Fermiamoci un momento davanti a quest'altro quadro: è una pastorella che
sola soletta conduce al pascolo il gregge sulla cima delle Alpi: è seduta su
un vecchio tronco di abete rovesciato, imbiancato dalle stagioni; ha i piedi
nascoste dalle larghe foglie di un ciuffo di cacalia, i cui fiori di un
viola pallido le s'alzano sopra il capo. La lavanda, il timo, l'anemone, la
centaurea, fiori di ogni specie che vengono coltivati a fatica nelle nostre
serre e nei nostri giardini, e che nascono sulle Alpi in tutta la loro
primitiva bellezza, formano lo splendido tappeto sul quale vagano le
pecorelle.

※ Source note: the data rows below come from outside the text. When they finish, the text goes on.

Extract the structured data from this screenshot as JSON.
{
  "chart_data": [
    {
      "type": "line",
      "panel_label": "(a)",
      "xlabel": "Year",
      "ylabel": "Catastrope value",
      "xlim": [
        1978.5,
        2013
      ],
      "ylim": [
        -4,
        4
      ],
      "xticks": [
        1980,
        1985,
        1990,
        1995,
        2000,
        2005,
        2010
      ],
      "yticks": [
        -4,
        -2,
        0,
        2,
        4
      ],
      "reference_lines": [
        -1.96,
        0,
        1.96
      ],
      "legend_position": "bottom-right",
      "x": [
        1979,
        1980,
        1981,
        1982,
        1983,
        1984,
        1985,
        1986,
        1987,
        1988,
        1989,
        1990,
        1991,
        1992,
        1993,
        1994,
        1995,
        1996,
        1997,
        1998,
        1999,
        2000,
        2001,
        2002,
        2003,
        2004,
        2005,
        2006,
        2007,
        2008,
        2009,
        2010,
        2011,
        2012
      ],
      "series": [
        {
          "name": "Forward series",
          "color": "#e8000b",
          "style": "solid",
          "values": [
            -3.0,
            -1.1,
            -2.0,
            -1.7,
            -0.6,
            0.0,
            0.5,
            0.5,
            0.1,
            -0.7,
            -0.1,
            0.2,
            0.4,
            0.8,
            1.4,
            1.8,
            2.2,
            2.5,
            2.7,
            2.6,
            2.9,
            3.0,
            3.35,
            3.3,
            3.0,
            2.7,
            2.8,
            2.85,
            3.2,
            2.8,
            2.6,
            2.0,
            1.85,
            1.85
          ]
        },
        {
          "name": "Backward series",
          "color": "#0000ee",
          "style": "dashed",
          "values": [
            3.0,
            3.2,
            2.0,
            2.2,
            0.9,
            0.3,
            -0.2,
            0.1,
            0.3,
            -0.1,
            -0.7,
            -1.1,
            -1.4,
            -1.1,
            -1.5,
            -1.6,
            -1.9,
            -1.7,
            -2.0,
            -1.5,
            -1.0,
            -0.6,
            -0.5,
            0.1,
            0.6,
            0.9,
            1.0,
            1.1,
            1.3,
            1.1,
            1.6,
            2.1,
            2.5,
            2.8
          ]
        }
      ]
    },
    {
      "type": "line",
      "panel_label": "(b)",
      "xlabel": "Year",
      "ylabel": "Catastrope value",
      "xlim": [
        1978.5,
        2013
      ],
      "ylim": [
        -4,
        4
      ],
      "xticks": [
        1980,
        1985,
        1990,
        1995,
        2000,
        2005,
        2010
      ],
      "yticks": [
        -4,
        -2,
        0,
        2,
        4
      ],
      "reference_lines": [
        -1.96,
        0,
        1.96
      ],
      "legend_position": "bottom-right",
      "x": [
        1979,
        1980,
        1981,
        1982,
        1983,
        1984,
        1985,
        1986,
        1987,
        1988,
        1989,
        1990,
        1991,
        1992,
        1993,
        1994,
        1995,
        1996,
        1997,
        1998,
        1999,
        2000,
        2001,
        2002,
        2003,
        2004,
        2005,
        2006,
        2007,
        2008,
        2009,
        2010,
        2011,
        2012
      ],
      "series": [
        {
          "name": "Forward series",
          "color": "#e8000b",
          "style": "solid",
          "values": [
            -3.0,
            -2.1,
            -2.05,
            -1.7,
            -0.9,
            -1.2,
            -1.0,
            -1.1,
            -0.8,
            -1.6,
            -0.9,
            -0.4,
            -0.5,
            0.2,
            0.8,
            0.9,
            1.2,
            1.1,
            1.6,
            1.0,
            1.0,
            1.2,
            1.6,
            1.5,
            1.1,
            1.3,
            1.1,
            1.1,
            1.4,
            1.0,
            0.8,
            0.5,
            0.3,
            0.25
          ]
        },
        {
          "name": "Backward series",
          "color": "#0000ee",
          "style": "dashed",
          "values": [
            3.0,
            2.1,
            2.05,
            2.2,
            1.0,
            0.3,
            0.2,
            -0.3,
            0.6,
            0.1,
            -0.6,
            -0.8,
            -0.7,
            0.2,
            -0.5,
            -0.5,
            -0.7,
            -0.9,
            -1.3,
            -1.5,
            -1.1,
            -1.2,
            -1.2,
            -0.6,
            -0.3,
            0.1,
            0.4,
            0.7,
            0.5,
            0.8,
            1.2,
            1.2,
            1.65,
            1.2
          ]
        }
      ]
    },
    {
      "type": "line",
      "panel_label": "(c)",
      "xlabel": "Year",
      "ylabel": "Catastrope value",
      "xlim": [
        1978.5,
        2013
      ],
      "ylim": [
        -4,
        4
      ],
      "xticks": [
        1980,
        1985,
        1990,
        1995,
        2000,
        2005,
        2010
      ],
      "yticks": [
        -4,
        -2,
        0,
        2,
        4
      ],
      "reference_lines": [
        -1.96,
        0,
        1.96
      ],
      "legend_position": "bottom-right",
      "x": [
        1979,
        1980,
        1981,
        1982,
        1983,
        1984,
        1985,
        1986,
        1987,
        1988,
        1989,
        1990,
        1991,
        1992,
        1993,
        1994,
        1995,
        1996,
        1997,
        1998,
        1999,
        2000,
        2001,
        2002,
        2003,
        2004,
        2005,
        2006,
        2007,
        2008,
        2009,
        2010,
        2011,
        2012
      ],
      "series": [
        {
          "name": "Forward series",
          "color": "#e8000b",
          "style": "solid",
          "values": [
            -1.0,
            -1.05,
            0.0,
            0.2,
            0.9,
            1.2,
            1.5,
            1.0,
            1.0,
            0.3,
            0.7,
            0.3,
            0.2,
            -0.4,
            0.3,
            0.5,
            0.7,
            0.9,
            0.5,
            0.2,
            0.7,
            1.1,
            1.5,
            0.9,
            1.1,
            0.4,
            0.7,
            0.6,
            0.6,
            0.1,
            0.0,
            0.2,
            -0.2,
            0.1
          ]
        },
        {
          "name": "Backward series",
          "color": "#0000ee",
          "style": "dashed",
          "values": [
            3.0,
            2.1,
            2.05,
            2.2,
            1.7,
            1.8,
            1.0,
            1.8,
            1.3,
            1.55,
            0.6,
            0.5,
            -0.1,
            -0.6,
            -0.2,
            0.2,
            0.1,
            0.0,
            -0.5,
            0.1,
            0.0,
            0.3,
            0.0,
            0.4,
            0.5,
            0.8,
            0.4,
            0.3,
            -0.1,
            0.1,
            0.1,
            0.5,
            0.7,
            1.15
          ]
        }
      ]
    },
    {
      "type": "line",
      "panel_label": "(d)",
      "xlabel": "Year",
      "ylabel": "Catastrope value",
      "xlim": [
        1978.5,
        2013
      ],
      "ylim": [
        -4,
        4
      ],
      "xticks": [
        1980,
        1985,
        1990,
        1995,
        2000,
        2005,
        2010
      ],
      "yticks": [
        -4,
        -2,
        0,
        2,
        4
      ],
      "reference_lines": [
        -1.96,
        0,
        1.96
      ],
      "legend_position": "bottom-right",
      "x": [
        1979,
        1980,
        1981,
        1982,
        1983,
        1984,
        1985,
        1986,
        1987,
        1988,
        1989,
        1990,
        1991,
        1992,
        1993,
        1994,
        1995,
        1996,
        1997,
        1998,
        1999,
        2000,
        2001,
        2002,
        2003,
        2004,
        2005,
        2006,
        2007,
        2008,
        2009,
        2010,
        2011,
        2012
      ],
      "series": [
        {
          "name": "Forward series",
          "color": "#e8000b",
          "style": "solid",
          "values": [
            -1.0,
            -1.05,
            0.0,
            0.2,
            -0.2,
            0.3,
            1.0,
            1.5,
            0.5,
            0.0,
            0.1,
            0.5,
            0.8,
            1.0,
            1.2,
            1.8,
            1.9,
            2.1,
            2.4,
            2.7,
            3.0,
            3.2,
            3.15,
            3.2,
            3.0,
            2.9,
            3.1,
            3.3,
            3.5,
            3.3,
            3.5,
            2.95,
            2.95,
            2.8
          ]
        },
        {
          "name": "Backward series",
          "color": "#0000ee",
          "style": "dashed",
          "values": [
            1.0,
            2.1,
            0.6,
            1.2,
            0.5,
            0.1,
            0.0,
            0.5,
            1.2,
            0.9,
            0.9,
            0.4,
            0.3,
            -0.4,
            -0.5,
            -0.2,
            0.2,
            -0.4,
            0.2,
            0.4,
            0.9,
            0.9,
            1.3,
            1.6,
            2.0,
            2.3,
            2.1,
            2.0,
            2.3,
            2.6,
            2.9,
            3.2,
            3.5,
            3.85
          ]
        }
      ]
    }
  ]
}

Graziosa pastorella, dimmi, dove si trova l'angolo felice della
terra in cui vivi? Non potrei venirci a vivere con te? Ma, ahimè! la dolce
serenità di cui godi non tarderà a sparire: il demone della guerra, non
contento di desolare la città , sta per portare terrore e turbamento nel tuo
solitario romitaggio. Già avanzano i soldati: li vedo salire di monte in
monte e avvicinarsi alle nuvole; il rombo del cannone risuona nell'alta
dimora del tuono. Fuggi, pastorella, sollecita il gregge; nasconditi negli
altri più remoti e più selvaggi: non v'è più pace su questa triste terra.